The analysis of 17 Amarone commercial wines from the same vintage (2015) was carried out by means of Gas Chromatography-Mass Spectrometry (GC-MS) and extracted by Solid Phase Extraction (SPE) and Solid Phase Micro Extraction (SPME). In addition, the sampled wines were subjected to a sensory evaluation in the form of sorting task.
RESULTS: 70 volatile compounds were successfully identified and quantified, 30 of which were present in concentrations above their odor thresholds in all the samples. Using the odor activity value (OAV), the compounds that potentially contribute to Amarone perceived aroma are b-damascenone, ethyl and isoamyl acetate, ethyl esters (hexanoate, octanoate, butanoate, 3-methybutanoate), 4-ethyl guaiacol, 3-methylbutanoic acid, dimethyl sulfide (DMS), eugenol, massoia lactone, 1,4-cineol, TDN, cis/trans-whisky lactone. In certain samples, high OAVs were also observed for 4-ethyl phenol and 1,8-cineole.

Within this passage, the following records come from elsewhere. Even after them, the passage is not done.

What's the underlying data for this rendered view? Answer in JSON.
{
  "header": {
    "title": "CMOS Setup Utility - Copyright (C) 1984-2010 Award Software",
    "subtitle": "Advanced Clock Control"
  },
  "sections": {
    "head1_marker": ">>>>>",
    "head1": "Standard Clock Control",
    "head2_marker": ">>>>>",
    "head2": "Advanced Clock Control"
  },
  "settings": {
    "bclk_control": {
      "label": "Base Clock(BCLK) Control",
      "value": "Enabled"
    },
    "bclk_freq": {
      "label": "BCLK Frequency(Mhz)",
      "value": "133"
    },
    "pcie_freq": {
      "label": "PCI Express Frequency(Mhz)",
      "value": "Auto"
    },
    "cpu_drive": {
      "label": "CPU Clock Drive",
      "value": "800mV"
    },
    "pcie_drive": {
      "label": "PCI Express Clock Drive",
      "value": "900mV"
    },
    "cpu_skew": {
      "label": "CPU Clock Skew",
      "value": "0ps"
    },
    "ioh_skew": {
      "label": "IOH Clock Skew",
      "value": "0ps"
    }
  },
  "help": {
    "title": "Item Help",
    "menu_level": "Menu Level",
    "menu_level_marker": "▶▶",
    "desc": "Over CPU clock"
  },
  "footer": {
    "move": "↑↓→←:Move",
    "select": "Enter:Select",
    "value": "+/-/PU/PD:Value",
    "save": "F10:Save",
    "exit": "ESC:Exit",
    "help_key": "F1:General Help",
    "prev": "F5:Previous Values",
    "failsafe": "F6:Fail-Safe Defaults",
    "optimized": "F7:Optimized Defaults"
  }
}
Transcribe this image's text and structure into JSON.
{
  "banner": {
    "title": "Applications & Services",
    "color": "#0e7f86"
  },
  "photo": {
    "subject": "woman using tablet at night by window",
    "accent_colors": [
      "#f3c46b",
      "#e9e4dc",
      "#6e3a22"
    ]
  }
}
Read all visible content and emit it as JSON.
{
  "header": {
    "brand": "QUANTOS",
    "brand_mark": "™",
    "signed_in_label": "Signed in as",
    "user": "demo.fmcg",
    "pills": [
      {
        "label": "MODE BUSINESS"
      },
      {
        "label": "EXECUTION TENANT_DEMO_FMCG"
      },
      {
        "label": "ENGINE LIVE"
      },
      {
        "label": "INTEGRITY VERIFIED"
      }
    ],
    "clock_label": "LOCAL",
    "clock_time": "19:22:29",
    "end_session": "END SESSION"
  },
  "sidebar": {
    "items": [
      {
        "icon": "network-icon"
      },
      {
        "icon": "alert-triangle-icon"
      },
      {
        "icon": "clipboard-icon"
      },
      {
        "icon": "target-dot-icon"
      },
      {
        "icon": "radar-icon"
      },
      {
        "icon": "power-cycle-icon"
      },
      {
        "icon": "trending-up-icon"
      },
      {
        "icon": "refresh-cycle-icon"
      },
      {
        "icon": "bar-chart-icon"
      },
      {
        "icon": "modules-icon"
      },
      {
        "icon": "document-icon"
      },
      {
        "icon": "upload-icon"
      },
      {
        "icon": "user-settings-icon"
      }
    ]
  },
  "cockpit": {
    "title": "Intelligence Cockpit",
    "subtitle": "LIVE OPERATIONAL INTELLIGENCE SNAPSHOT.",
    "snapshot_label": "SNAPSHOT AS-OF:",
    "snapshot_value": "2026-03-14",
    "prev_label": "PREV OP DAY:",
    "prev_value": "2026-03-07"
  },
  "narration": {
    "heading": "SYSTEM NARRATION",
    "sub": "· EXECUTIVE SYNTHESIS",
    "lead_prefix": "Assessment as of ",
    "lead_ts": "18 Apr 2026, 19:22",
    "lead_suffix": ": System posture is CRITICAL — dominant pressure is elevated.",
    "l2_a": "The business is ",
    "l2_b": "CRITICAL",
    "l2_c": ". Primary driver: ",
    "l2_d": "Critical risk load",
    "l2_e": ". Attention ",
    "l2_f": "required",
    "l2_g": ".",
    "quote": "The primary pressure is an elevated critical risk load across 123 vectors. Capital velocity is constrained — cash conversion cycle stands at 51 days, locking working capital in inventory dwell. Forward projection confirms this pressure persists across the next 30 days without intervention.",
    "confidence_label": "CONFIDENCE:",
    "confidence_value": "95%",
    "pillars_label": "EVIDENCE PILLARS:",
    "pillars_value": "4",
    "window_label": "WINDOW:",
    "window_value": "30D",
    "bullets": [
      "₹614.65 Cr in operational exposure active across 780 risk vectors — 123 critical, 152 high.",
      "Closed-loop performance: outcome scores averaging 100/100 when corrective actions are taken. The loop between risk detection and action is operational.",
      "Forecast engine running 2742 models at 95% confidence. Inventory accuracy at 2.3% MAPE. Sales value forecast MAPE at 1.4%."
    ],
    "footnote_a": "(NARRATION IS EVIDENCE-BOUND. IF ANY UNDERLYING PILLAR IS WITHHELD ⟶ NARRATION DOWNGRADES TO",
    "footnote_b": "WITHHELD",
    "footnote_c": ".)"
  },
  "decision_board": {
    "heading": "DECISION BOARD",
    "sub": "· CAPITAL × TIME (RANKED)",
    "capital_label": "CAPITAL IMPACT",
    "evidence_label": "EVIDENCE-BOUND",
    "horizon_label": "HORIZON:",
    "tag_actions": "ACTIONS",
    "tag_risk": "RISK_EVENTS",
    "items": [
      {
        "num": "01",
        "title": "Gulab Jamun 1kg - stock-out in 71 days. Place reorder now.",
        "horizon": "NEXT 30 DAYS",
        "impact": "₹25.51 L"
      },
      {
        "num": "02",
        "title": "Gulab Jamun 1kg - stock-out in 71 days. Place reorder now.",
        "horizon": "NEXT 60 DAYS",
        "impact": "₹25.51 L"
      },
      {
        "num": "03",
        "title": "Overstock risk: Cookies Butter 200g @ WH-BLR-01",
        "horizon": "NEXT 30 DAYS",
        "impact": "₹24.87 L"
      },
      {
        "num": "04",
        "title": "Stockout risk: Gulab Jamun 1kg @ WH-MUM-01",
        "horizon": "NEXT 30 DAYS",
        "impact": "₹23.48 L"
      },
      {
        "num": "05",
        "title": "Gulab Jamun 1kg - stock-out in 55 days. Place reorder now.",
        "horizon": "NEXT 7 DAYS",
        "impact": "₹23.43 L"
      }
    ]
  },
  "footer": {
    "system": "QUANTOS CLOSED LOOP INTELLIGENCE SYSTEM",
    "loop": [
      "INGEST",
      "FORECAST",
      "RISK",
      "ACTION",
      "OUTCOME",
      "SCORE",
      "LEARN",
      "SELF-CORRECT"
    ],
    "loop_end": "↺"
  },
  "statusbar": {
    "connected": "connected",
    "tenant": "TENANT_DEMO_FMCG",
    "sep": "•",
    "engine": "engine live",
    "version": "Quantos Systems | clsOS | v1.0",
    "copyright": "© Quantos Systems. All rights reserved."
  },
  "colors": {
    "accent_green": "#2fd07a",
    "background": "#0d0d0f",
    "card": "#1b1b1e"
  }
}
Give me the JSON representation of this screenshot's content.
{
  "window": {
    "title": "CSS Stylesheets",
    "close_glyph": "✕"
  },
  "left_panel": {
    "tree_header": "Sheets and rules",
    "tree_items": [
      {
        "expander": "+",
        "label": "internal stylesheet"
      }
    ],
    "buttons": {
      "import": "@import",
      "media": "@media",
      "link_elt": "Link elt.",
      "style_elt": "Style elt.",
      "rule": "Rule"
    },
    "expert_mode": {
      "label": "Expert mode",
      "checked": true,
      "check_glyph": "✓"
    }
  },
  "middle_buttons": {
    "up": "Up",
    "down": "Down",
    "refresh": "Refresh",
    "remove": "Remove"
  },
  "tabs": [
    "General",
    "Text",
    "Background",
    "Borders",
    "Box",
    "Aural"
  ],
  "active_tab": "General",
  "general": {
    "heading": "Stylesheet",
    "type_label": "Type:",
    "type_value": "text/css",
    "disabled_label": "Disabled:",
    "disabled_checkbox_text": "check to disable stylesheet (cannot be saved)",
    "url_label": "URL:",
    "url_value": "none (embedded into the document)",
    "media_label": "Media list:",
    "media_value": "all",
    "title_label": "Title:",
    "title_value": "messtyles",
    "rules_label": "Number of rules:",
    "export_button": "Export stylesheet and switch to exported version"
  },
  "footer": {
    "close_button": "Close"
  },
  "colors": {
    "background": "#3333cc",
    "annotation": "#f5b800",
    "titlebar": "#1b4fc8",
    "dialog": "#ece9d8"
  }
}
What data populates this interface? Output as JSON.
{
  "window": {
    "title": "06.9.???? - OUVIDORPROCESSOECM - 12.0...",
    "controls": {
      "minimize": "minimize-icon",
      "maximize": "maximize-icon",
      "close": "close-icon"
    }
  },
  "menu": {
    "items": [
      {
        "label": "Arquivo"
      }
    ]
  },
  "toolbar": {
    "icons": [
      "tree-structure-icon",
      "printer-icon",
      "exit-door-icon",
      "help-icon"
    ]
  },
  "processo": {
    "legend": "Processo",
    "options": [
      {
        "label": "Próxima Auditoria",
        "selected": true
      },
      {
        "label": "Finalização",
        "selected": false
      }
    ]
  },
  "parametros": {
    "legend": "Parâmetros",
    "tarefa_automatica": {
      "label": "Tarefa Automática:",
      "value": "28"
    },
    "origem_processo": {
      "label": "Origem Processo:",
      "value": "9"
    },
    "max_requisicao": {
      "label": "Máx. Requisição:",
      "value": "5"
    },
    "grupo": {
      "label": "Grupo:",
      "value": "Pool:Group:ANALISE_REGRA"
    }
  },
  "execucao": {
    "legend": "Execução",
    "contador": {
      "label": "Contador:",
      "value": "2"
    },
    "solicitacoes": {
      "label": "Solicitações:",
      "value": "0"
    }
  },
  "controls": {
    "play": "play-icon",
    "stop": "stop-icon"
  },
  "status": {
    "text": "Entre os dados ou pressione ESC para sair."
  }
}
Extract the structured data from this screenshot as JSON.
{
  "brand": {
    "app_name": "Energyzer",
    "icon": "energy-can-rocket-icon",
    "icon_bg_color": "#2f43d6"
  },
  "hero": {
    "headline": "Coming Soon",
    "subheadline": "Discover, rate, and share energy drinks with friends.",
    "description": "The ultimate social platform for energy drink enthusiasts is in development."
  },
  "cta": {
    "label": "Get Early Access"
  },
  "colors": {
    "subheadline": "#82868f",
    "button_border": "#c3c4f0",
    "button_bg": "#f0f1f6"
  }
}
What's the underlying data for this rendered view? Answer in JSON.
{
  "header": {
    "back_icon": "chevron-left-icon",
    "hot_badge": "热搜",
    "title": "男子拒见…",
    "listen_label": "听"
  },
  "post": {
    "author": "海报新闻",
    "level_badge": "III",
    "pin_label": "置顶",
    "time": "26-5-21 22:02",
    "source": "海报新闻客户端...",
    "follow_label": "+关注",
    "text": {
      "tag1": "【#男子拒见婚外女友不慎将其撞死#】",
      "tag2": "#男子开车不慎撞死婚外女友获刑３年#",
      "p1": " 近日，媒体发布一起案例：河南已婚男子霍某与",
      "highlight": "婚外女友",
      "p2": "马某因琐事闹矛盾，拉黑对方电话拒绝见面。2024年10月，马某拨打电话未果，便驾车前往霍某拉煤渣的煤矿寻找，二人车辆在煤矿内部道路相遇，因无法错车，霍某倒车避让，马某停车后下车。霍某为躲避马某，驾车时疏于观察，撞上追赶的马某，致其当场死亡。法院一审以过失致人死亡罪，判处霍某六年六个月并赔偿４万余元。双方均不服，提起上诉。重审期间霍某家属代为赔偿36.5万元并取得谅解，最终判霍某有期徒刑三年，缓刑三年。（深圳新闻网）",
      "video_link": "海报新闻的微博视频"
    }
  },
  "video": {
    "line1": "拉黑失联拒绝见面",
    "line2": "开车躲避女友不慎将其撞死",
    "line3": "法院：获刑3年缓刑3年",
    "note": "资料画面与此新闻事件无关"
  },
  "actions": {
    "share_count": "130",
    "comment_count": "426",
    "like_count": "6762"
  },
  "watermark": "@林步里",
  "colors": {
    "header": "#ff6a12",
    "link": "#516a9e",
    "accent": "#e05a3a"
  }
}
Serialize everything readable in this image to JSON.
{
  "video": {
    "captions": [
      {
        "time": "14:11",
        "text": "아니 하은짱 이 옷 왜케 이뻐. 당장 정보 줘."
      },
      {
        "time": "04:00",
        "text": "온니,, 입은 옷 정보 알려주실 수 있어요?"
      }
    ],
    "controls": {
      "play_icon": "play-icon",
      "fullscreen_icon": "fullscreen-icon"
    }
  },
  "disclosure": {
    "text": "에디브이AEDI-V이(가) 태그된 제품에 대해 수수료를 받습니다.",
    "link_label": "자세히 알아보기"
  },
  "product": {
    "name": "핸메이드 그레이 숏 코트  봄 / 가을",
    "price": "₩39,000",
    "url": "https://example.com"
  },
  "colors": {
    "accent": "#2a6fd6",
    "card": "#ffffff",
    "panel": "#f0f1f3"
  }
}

Results from the sorting task sensory analysis showed three clusters formed. Cluster 1 composed of eight wines and described as “red fruit”, “solvent” and “sweet spices”. Cluster 2 formed by four Amarone was associated mainly with the “animal” and “oak/toasted” attributes. And cluster 3 (five wines) described with the attribute “cooked fruit”.
CONCLUSIONS: To our knowledge the present research is the first attempt to identify and classify Amarone della Valpolicella commercial wines. This study is still underwork but interesting outcomes have been obtained so far, which could help us to determine if withering could promote the formation of novel aroma compounds.